The unique history of Antarctica and the intrepid explorers who put it on the map add another rich dimension to any visit. The untouched landscape looks today just as it did to James Cook, Ernest Shackleton, Robert Falcon Scott and Roald Amundsen.

I read “The Wager,” by David Grann, and was awestruck by the courage of early explorers overcoming the obstacles Antarctica put in their way. “Endurance: Shackleton’s Incredible Voyage,” by Alfred Lansing, is another must-read.

If geopolitics is your thing, Antarctica’s political relationship with the world is unique. I delight in asking people how many countries there are in Antarctica. The correct answer is zero. Seven countries have territorial claims to parts of Antarctica, however, and many of these overlap.

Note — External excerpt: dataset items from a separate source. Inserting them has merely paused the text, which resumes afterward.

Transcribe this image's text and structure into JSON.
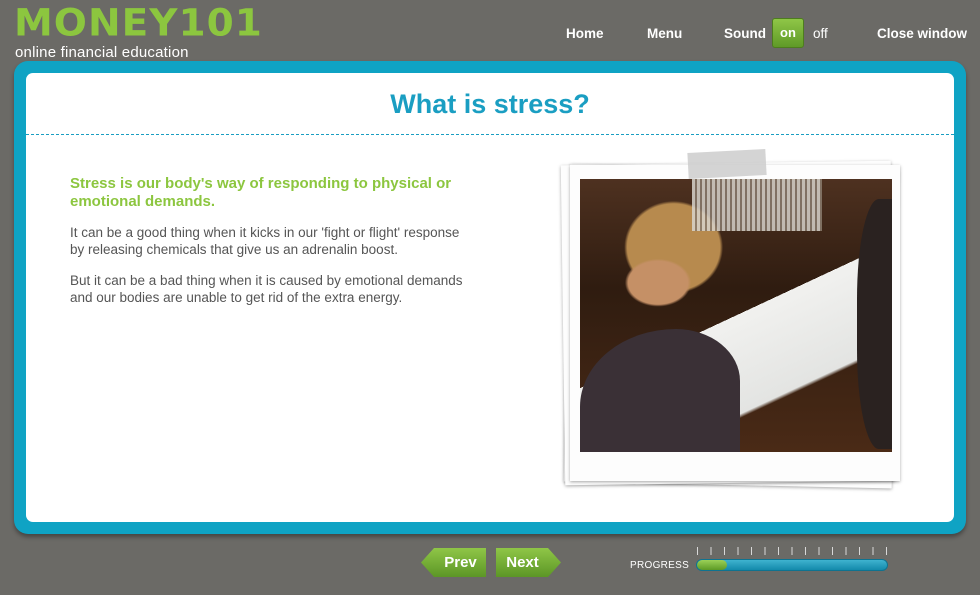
{
  "logo": {
    "brand": "MONEY101",
    "tagline": "online financial education"
  },
  "nav": {
    "home": "Home",
    "menu": "Menu",
    "sound_label": "Sound",
    "sound_on": "on",
    "sound_off": "off",
    "close": "Close window"
  },
  "page": {
    "title": "What is stress?",
    "lead": "Stress is our body's way of responding to physical or emotional demands.",
    "paragraphs": [
      "It can be a good thing when it kicks in our 'fight or flight' response by releasing chemicals that give us an adrenalin boost.",
      "But it can be a bad thing when it is caused by emotional demands and our bodies are unable to get rid of the extra energy."
    ]
  },
  "footer": {
    "prev": "Prev",
    "next": "Next",
    "progress_label": "PROGRESS",
    "progress_fraction": 0.16
  },
  "colors": {
    "accent_green": "#8cc63f",
    "accent_blue": "#1a9ec2",
    "background": "#6b6a66"
  }
}
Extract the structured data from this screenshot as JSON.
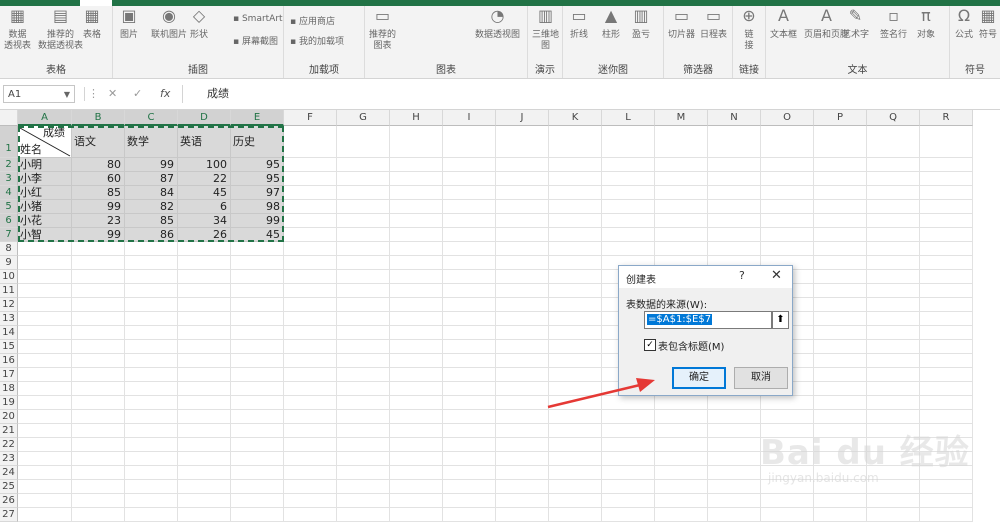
{
  "ribbon": {
    "groups": [
      {
        "label": "表格",
        "buttons": [
          "数据\n透视表",
          "推荐的\n数据透视表",
          "表格"
        ]
      },
      {
        "label": "插图",
        "buttons": [
          "图片",
          "联机图片",
          "形状"
        ],
        "small": [
          "SmartArt",
          "屏幕截图"
        ]
      },
      {
        "label": "加载项",
        "small": [
          "应用商店",
          "我的加载项"
        ]
      },
      {
        "label": "图表",
        "buttons": [
          "推荐的\n图表",
          "数据透视图"
        ]
      },
      {
        "label": "演示",
        "buttons": [
          "三维地\n图"
        ]
      },
      {
        "label": "迷你图",
        "buttons": [
          "折线",
          "柱形",
          "盈亏"
        ]
      },
      {
        "label": "筛选器",
        "buttons": [
          "切片器",
          "日程表"
        ]
      },
      {
        "label": "链接",
        "buttons": [
          "链\n接"
        ]
      },
      {
        "label": "文本",
        "buttons": [
          "文本框",
          "页眉和页脚",
          "艺术字",
          "签名行",
          "对象"
        ]
      },
      {
        "label": "符号",
        "buttons": [
          "公式",
          "符号"
        ]
      }
    ]
  },
  "formula_bar": {
    "name_box": "A1",
    "formula": "成绩"
  },
  "sheet": {
    "columns": [
      "A",
      "B",
      "C",
      "D",
      "E",
      "F",
      "G",
      "H",
      "I",
      "J",
      "K",
      "L",
      "M",
      "N",
      "O",
      "P",
      "Q",
      "R"
    ],
    "rows": [
      "1",
      "2",
      "3",
      "4",
      "5",
      "6",
      "7",
      "8",
      "9",
      "10",
      "11",
      "12",
      "13",
      "14",
      "15",
      "16",
      "17",
      "18",
      "19",
      "20",
      "21",
      "22",
      "23",
      "24",
      "25",
      "26",
      "27"
    ],
    "header_cell": {
      "top": "成绩",
      "bottom": "姓名"
    },
    "headers": [
      "语文",
      "数学",
      "英语",
      "历史"
    ],
    "records": [
      {
        "name": "小明",
        "scores": [
          "80",
          "99",
          "100",
          "95"
        ]
      },
      {
        "name": "小李",
        "scores": [
          "60",
          "87",
          "22",
          "95"
        ]
      },
      {
        "name": "小红",
        "scores": [
          "85",
          "84",
          "45",
          "97"
        ]
      },
      {
        "name": "小猪",
        "scores": [
          "99",
          "82",
          "6",
          "98"
        ]
      },
      {
        "name": "小花",
        "scores": [
          "23",
          "85",
          "34",
          "99"
        ]
      },
      {
        "name": "小智",
        "scores": [
          "99",
          "86",
          "26",
          "45"
        ]
      }
    ]
  },
  "dialog": {
    "title": "创建表",
    "help": "?",
    "close": "✕",
    "source_label": "表数据的来源(W):",
    "range": "=$A$1:$E$7",
    "collapse_icon": "⬆",
    "checkbox_checked": true,
    "checkbox_label": "表包含标题(M)",
    "ok_label": "确定",
    "cancel_label": "取消"
  },
  "watermark": {
    "main": "Bai du 经验",
    "sub": "jingyan.baidu.com"
  },
  "colors": {
    "accent": "#217346",
    "selection_fill": "#d9d9d9",
    "arrow": "#e53935",
    "dialog_focus": "#0078d7"
  }
}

The area we visited (the Antarctic Peninsula) has overlapping claims by three countries (Argentina, Chile and the United Kingdom). Each country operates research stations there, but there are no military installations.

The Antarctic Treaty (first signed in 1959) dedicates the entire continent to peace, scientific research and environmental protection. This uniquely successful treaty is renewed every 20 years and continues to protect this enormous and valuable natural resource for future generations.

The history, the geopolitics — and even the ice, rocks and critters — combine to make Antarctica an iconic place that we all might aspire to visit.